The best indicator of inflation is the prices you pay for everyday goods. I have a saying, the best economist is the consumer. Most consumers will self monitor the prices paid on goods they frequent. The picture below is a 2012 menu from Five Guys Burgers. The address is listed on top of the store location and the date of print is lower right hand corner.
I decided to go to the store website of the same address online to compare prices. You can view it yourself here at this link. Here are the price comparisons of 2014 and 2012.
Hamburger $5.79/$5.19 14.4% increase
Cheeseburger $6.49/$5.89 10% increase
Bacon Burger $6.69/$5.99 11.6% increase
Bacon Cheeseburger $7.29/$6.49 12.3% increase
Not all price have gone up. Drinks and fries have stayed the same. Hot dogs and Sandwiches have also increased.
Local Indiana butchers have been informed pork prices will increase by Christmas. Ham will be up by almost $1/lb. More data has come out supporting the jump in price on beef. Beef herds at their lowest in decades going below 30 million. That is a 11.8% decline since 2007.
Obtained some pricing from a person involved with livestock being brought in and sold at a stockyard in eastern Indiana.
Last week top grade cattle were getting $1.50/lb when brought in for sale. Just six years ago same person said going price was around .50/lb.
Stocking up on meat this winter would not be a bad idea.
The beef market supply is still low from the 2012 drought and supply numbers are still dipping which will only keep prices high for the foreseeble future. Here is the latest from the USDA.

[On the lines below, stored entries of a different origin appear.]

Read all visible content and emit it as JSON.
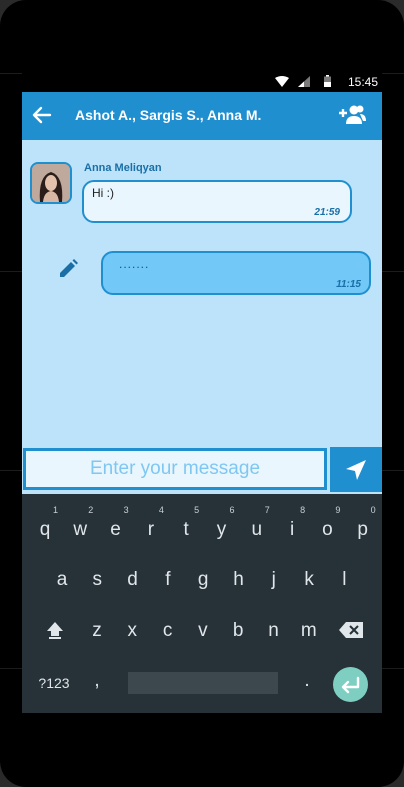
{
  "status_bar": {
    "time": "15:45"
  },
  "app_bar": {
    "title": "Ashot A., Sargis S., Anna M."
  },
  "messages": [
    {
      "sender": "Anna Meliqyan",
      "text": "Hi :)",
      "time": "21:59"
    },
    {
      "text": ".......",
      "time": "11:15"
    }
  ],
  "compose": {
    "placeholder": "Enter your message"
  },
  "keyboard": {
    "row1": [
      {
        "key": "q",
        "hint": "1"
      },
      {
        "key": "w",
        "hint": "2"
      },
      {
        "key": "e",
        "hint": "3"
      },
      {
        "key": "r",
        "hint": "4"
      },
      {
        "key": "t",
        "hint": "5"
      },
      {
        "key": "y",
        "hint": "6"
      },
      {
        "key": "u",
        "hint": "7"
      },
      {
        "key": "i",
        "hint": "8"
      },
      {
        "key": "o",
        "hint": "9"
      },
      {
        "key": "p",
        "hint": "0"
      }
    ],
    "row2": [
      "a",
      "s",
      "d",
      "f",
      "g",
      "h",
      "j",
      "k",
      "l"
    ],
    "row3": [
      "z",
      "x",
      "c",
      "v",
      "b",
      "n",
      "m"
    ],
    "symbols_label": "?123",
    "comma": ",",
    "period": "."
  },
  "colors": {
    "accent": "#1f8fd0",
    "chat_bg": "#bde3fb",
    "keyboard_bg": "#263238",
    "enter_key": "#7ecfc1"
  }
}
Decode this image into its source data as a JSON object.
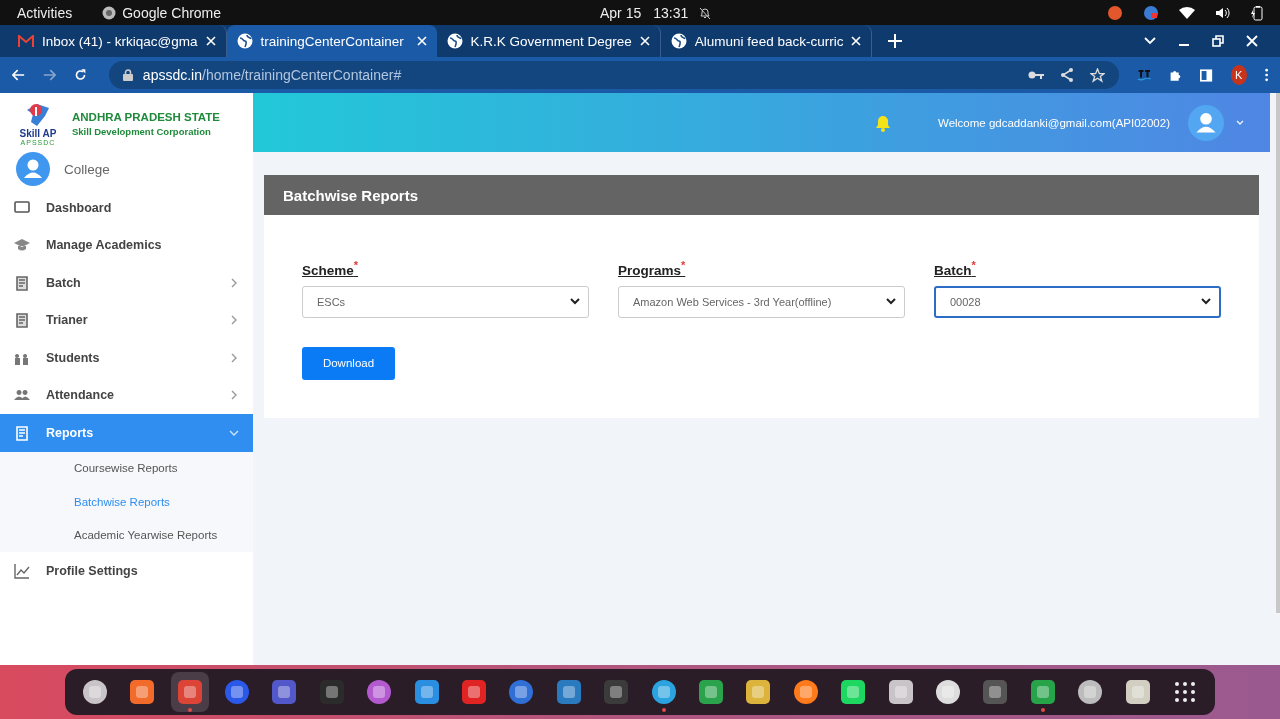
{
  "system_bar": {
    "activities": "Activities",
    "app_name": "Google Chrome",
    "date": "Apr 15",
    "time": "13:31"
  },
  "browser": {
    "tabs": [
      {
        "title": "Inbox (41) - krkiqac@gma",
        "kind": "mail",
        "selected": false
      },
      {
        "title": "trainingCenterContainer",
        "kind": "globe",
        "selected": true
      },
      {
        "title": "K.R.K Government Degree",
        "kind": "globe",
        "selected": false
      },
      {
        "title": "Alumuni feed back-curric",
        "kind": "globe",
        "selected": false
      }
    ],
    "address": {
      "domain": "apssdc.in",
      "path": "/home/trainingCenterContainer#"
    },
    "profile_initial": "K"
  },
  "brand": {
    "logo_text": "Skill AP",
    "logo_sub": "APSSDC",
    "title": "ANDHRA PRADESH STATE",
    "subtitle": "Skill Development Corporation"
  },
  "user_role": "College",
  "header": {
    "welcome": "Welcome gdcaddanki@gmail.com(API02002)"
  },
  "sidebar": {
    "items": [
      {
        "label": "Dashboard",
        "expandable": false,
        "selected": false
      },
      {
        "label": "Manage Academics",
        "expandable": false,
        "selected": false
      },
      {
        "label": "Batch",
        "expandable": true,
        "expanded": false,
        "selected": false
      },
      {
        "label": "Trianer",
        "expandable": true,
        "expanded": false,
        "selected": false
      },
      {
        "label": "Students",
        "expandable": true,
        "expanded": false,
        "selected": false
      },
      {
        "label": "Attendance",
        "expandable": true,
        "expanded": false,
        "selected": false
      },
      {
        "label": "Reports",
        "expandable": true,
        "expanded": true,
        "selected": true,
        "children": [
          {
            "label": "Coursewise Reports",
            "selected": false
          },
          {
            "label": "Batchwise Reports",
            "selected": true
          },
          {
            "label": "Academic Yearwise Reports",
            "selected": false
          }
        ]
      },
      {
        "label": "Profile Settings",
        "expandable": false,
        "selected": false
      }
    ]
  },
  "panel": {
    "title": "Batchwise Reports",
    "fields": [
      {
        "label": "Scheme",
        "required_mark": "*",
        "value": "ESCs",
        "focused": false
      },
      {
        "label": "Programs",
        "required_mark": "*",
        "value": "Amazon Web Services - 3rd Year(offline)",
        "focused": false
      },
      {
        "label": "Batch",
        "required_mark": "*",
        "value": "00028",
        "focused": true
      }
    ],
    "button": "Download"
  },
  "dock": [
    {
      "running": false
    },
    {
      "running": false
    },
    {
      "running": true
    },
    {
      "running": false
    },
    {
      "running": false
    },
    {
      "running": false
    },
    {
      "running": false
    },
    {
      "running": false
    },
    {
      "running": false
    },
    {
      "running": false
    },
    {
      "running": false
    },
    {
      "running": false
    },
    {
      "running": true
    },
    {
      "running": false
    },
    {
      "running": false
    },
    {
      "running": false
    },
    {
      "running": false
    },
    {
      "running": false
    },
    {
      "running": false
    },
    {
      "running": false
    },
    {
      "running": true
    },
    {
      "running": false
    },
    {
      "running": false
    },
    {
      "running": false
    }
  ]
}
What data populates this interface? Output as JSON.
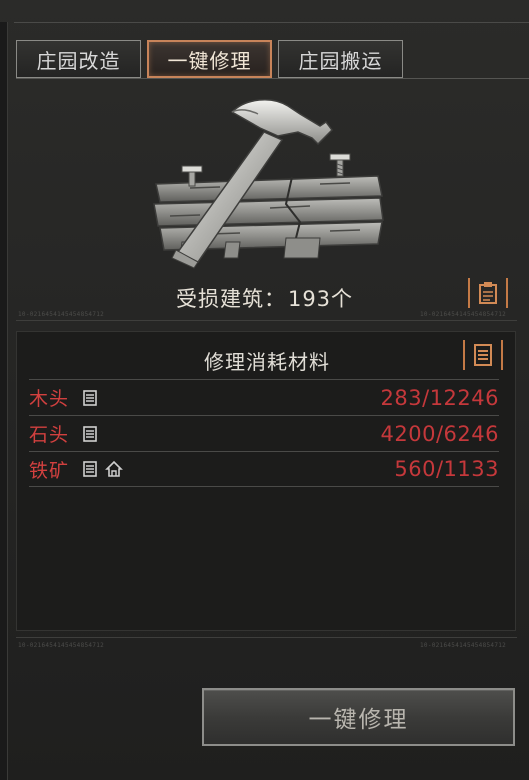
{
  "tabs": [
    {
      "label": "庄园改造",
      "active": false
    },
    {
      "label": "一键修理",
      "active": true
    },
    {
      "label": "庄园搬运",
      "active": false
    }
  ],
  "damaged": {
    "label": "受损建筑：",
    "count": "193",
    "unit": "个"
  },
  "materials": {
    "title": "修理消耗材料",
    "items": [
      {
        "name": "木头",
        "count": "283/12246",
        "icons": [
          "scroll-icon"
        ]
      },
      {
        "name": "石头",
        "count": "4200/6246",
        "icons": [
          "scroll-icon"
        ]
      },
      {
        "name": "铁矿",
        "count": "560/1133",
        "icons": [
          "scroll-icon",
          "house-icon"
        ]
      }
    ]
  },
  "repair_button": {
    "label": "一键修理"
  },
  "colors": {
    "accent": "#c8845a",
    "warning": "#c5383b",
    "text": "#e0ddd6"
  }
}
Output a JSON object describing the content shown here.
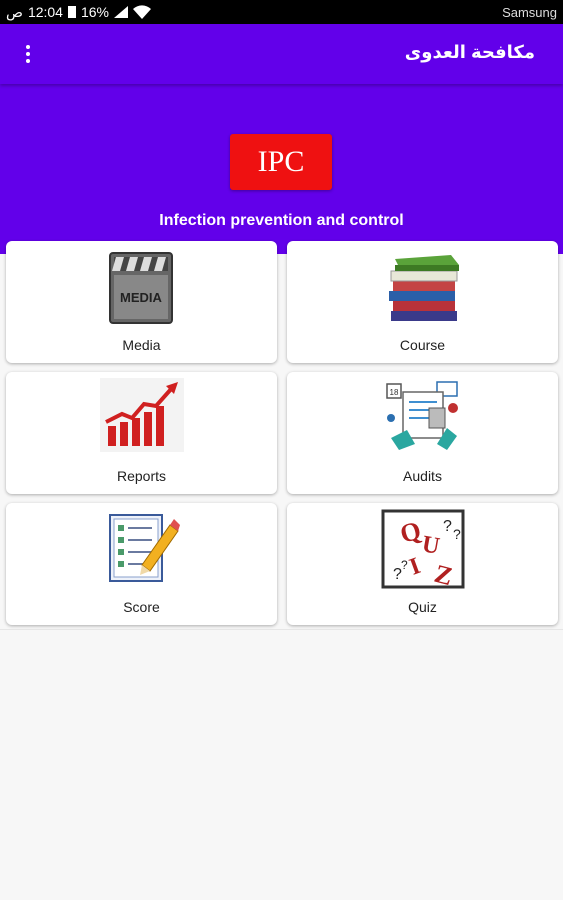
{
  "status_bar": {
    "time": "12:04",
    "ampm": "ص",
    "battery": "16%",
    "carrier": "Samsung"
  },
  "app_bar": {
    "title": "مكافحة العدوى",
    "menu_icon": "more-vert-icon"
  },
  "header": {
    "logo_text": "IPC",
    "subtitle": "Infection prevention and control"
  },
  "tiles": [
    {
      "label": "Media",
      "icon": "media-clapperboard-icon"
    },
    {
      "label": "Course",
      "icon": "books-stack-icon"
    },
    {
      "label": "Reports",
      "icon": "bar-chart-growth-icon"
    },
    {
      "label": "Audits",
      "icon": "audit-checklist-icon"
    },
    {
      "label": "Score",
      "icon": "checklist-pencil-icon"
    },
    {
      "label": "Quiz",
      "icon": "quiz-icon"
    }
  ],
  "colors": {
    "primary": "#6200ea",
    "logo_red": "#ef1111"
  }
}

According to the U.S. Department of Agriculture’s National Agricultural Statistics Service, beef production came in at 2.09 billion lbs. That’s 9% down from last July. Slaughter totals are also trending down with 10% fewer cattle taken to the packer at 2.6 million head. However, live weights are moving up as feedlots and packers try to compensate for the loss of cattle. This July cattle averaged 1,320 lbs. when entering the processor, up 18 lbs. from last year. Overall red meat production was down 6% nationally. Only 3.91 billion lbs. of red meat was produced in this past month compared to 4.16 billion lbs. in July 2013.
From January to July of 2014 a similar drop off occurred with 3% less red meat produced at 27.4 billion lbs.